Tuesday, July 9, 2013

TLS

July 9, 2013:

     Three months since I've posted a blog. Shameful. I've been busy writing magazine assignments and I've felt the loss; this blog is my comfort and myself, and magazine assignments, while they're fine and often very interesting, do not leave you free to be yourself. But I finished the last one this morning, I've heard from my editor, who's pleased, not to mention prompt, and now I'm at loose ends for a little while. And when that happens, I often turn to TLS.

     Aka the Times Literary Supplement, for those who are not as bookish as I am. It is the best of the big three of book reviews, the others being the New York Review of Books and the London Review of Books. They constitute my university in a way, certainly my continuing education. They cover all kinds of subjects I'm never going to know much about otherwise and give me enough background information to make my way around them, and they give me ideas, expand my mind, all the hard candy an odd brain like mine thrives on. For instance, in the latest TLS, just arrived, I learned, in the order in which the information came, that Joseph Duveen, the great art dealer, connoisseur, and creator of collections who flourished in the late nineteenth-early twentieth centuries, sold to Mr. and Mrs. Benjamin Franklin Jones of Pittsburgh, for a considerable sum, a very poor copy of a Gainsborough as the real thing. Which means that Duveen was a crook, much suspected over the years but here confirmed.
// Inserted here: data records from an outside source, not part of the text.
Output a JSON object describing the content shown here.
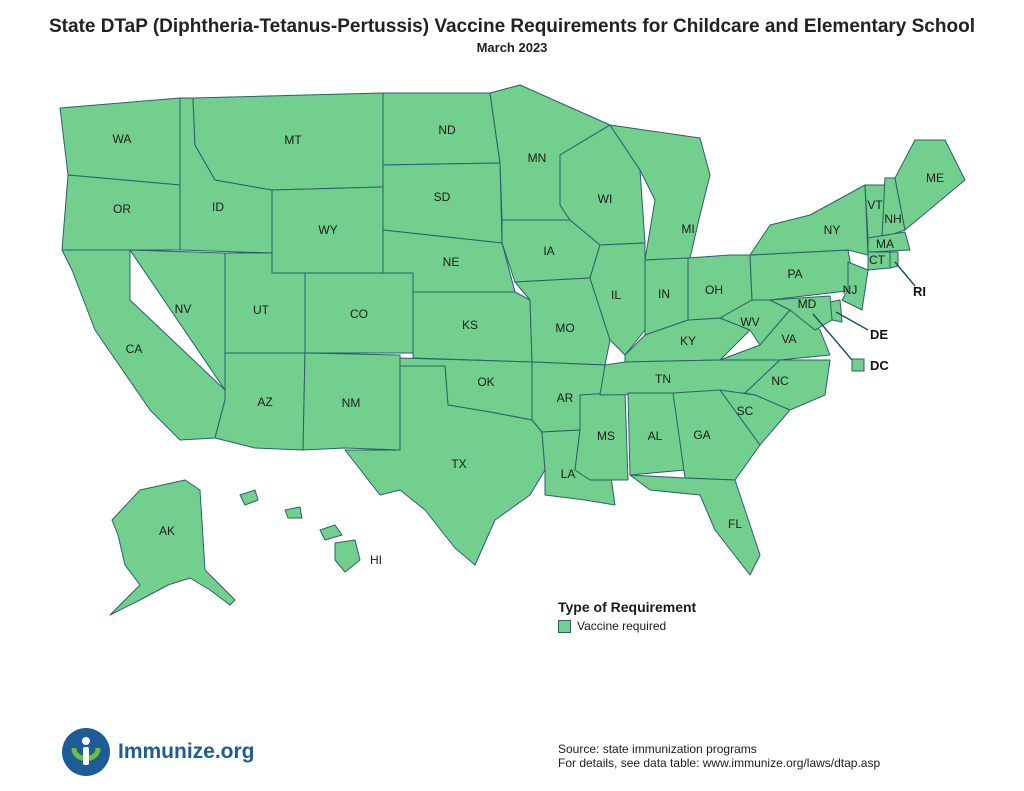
{
  "title": "State DTaP (Diphtheria-Tetanus-Pertussis) Vaccine Requirements for Childcare and Elementary School",
  "subtitle": "March 2023",
  "colors": {
    "vaccine_required": "#72cf8d",
    "border": "#2c5f6c"
  },
  "states": [
    {
      "abbr": "WA",
      "category": "Vaccine required"
    },
    {
      "abbr": "OR",
      "category": "Vaccine required"
    },
    {
      "abbr": "CA",
      "category": "Vaccine required"
    },
    {
      "abbr": "NV",
      "category": "Vaccine required"
    },
    {
      "abbr": "ID",
      "category": "Vaccine required"
    },
    {
      "abbr": "MT",
      "category": "Vaccine required"
    },
    {
      "abbr": "WY",
      "category": "Vaccine required"
    },
    {
      "abbr": "UT",
      "category": "Vaccine required"
    },
    {
      "abbr": "AZ",
      "category": "Vaccine required"
    },
    {
      "abbr": "CO",
      "category": "Vaccine required"
    },
    {
      "abbr": "NM",
      "category": "Vaccine required"
    },
    {
      "abbr": "ND",
      "category": "Vaccine required"
    },
    {
      "abbr": "SD",
      "category": "Vaccine required"
    },
    {
      "abbr": "NE",
      "category": "Vaccine required"
    },
    {
      "abbr": "KS",
      "category": "Vaccine required"
    },
    {
      "abbr": "OK",
      "category": "Vaccine required"
    },
    {
      "abbr": "TX",
      "category": "Vaccine required"
    },
    {
      "abbr": "MN",
      "category": "Vaccine required"
    },
    {
      "abbr": "IA",
      "category": "Vaccine required"
    },
    {
      "abbr": "MO",
      "category": "Vaccine required"
    },
    {
      "abbr": "AR",
      "category": "Vaccine required"
    },
    {
      "abbr": "LA",
      "category": "Vaccine required"
    },
    {
      "abbr": "WI",
      "category": "Vaccine required"
    },
    {
      "abbr": "IL",
      "category": "Vaccine required"
    },
    {
      "abbr": "MS",
      "category": "Vaccine required"
    },
    {
      "abbr": "MI",
      "category": "Vaccine required"
    },
    {
      "abbr": "IN",
      "category": "Vaccine required"
    },
    {
      "abbr": "KY",
      "category": "Vaccine required"
    },
    {
      "abbr": "TN",
      "category": "Vaccine required"
    },
    {
      "abbr": "AL",
      "category": "Vaccine required"
    },
    {
      "abbr": "GA",
      "category": "Vaccine required"
    },
    {
      "abbr": "FL",
      "category": "Vaccine required"
    },
    {
      "abbr": "OH",
      "category": "Vaccine required"
    },
    {
      "abbr": "WV",
      "category": "Vaccine required"
    },
    {
      "abbr": "VA",
      "category": "Vaccine required"
    },
    {
      "abbr": "NC",
      "category": "Vaccine required"
    },
    {
      "abbr": "SC",
      "category": "Vaccine required"
    },
    {
      "abbr": "PA",
      "category": "Vaccine required"
    },
    {
      "abbr": "NY",
      "category": "Vaccine required"
    },
    {
      "abbr": "VT",
      "category": "Vaccine required"
    },
    {
      "abbr": "NH",
      "category": "Vaccine required"
    },
    {
      "abbr": "ME",
      "category": "Vaccine required"
    },
    {
      "abbr": "MA",
      "category": "Vaccine required"
    },
    {
      "abbr": "CT",
      "category": "Vaccine required"
    },
    {
      "abbr": "RI",
      "category": "Vaccine required"
    },
    {
      "abbr": "NJ",
      "category": "Vaccine required"
    },
    {
      "abbr": "DE",
      "category": "Vaccine required"
    },
    {
      "abbr": "MD",
      "category": "Vaccine required"
    },
    {
      "abbr": "DC",
      "category": "Vaccine required"
    },
    {
      "abbr": "AK",
      "category": "Vaccine required"
    },
    {
      "abbr": "HI",
      "category": "Vaccine required"
    }
  ],
  "legend": {
    "title": "Type of Requirement",
    "items": [
      "Vaccine required"
    ]
  },
  "logo": {
    "text": "Immunize.org"
  },
  "source": {
    "line1": "Source: state immunization programs",
    "line2": "For details, see data table: www.immunize.org/laws/dtap.asp"
  }
}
     And then that Maurice Girodias, publisher of the Olympia Press, the famous French house that first published Lolita and much of Samuel Beckett and William Burroughs, as well as a great deal of elegant pornography, lost his fortune investing in a restaurant in Paris, La Grande Severine, housed in a basement next to what had been a cemetery, and when they tried to expand they found themselves inconvenienced by having to remove skulls at night, which they dumped in remote sections of the Seine. When they ran out of remote sections of the river, they dumped them in the garbage cans of nearby restaurants.

     Then there's this, in the same review, a story that "Becket's use of deracinated heads in his work may have been inspired by a grisly experiment in which the heads of guillotined criminals were allegedly questioned for several minutes, responding to questions by blinking their eyelids." This couldn't happen, of course, as the reviewer pointed out, although--there's often an although--Camus pointed out in his essay on the guillotine that guillotined heads have been seen trying to speak.

     If you don't find this amusing and refreshing, as well as horrid, you need to look more deeply into the works of Edgar Allan Poe, or those of the aptly named Edward Gorey.

     But the best for me came a couple of weeks ago, when I discovered via TLS that Bloomsbury has just published Vol. 99 of The Ancient Commentators on Aristotle, a project that has been ongoing for the last twenty-five years. It just pleased me no end. Scholarship! It's indefatigable. This series translates these ancient commentators into English, most for the first time. The volume in question contains the work of Aeneas of Gaza, his Theophrastus, along with the Ammonius of Zacharias of Mytilene. Hardly names to conjure with, and at first sight it's easy to think, my, what a waste of paper the whole project is. But think about it: what if hidden in this bulk lurk gems of forgotten wisdom, or better yet revealing comments on Aristotle's best-known lost book, the book on comedy that was the twin of his book on tragedy, which I've read and is still read; it's a standard text on Greek tragedy, it's where we get the idea of hubris. The lost book on comedy was the hinge, furthermore, around which the story in Umberto Eco's The Name of the Rose turned, and I've read that, too, and they made a movie of it starring Sean Connery (whom I'm said to resemble). All knowledge is not equal but it all has value. At first I thought it was a joke that they have begun to publish all the letters of Henry James, which will run to a similar frightful length; it will include notes accepting dinner invitations, or refusing them; perhaps laundry lists; in short, everything left. I have the four volumes of his letters previously collected and think it sufficient. But forty-four volumes? A hundred and forty-four? Well, I suppose so. You never know, if you're a scholar, where you'll find the facts you need to back up an idea or a theory, or guide you down the road you're taking into some arcane subject matter that, although arcane, is also fascinating, and may matter in ways you never suspected.

     TLS, then. It gives me hope. It also gave me the first money I ever made writing, when they published a poem of mine, many years ago. Now they won't publish my poems at all; the poetry editor has told me not to bother, he will never publish my poems. But the late Ian Hamilton, revered on both sides of the Atlantic, was the poetry editor then and he bought my poem, which was called "The French Revolution." Pretty good poem. And to be frank about it, the poems they publish now are generally pisspoor. The fee was one English pound; the check came in U. S. dollars, about three of them. Sweet. And it published a fine full-page review of my last book. How could I not love it? It reveres learning. We fail to revere learning at our great peril.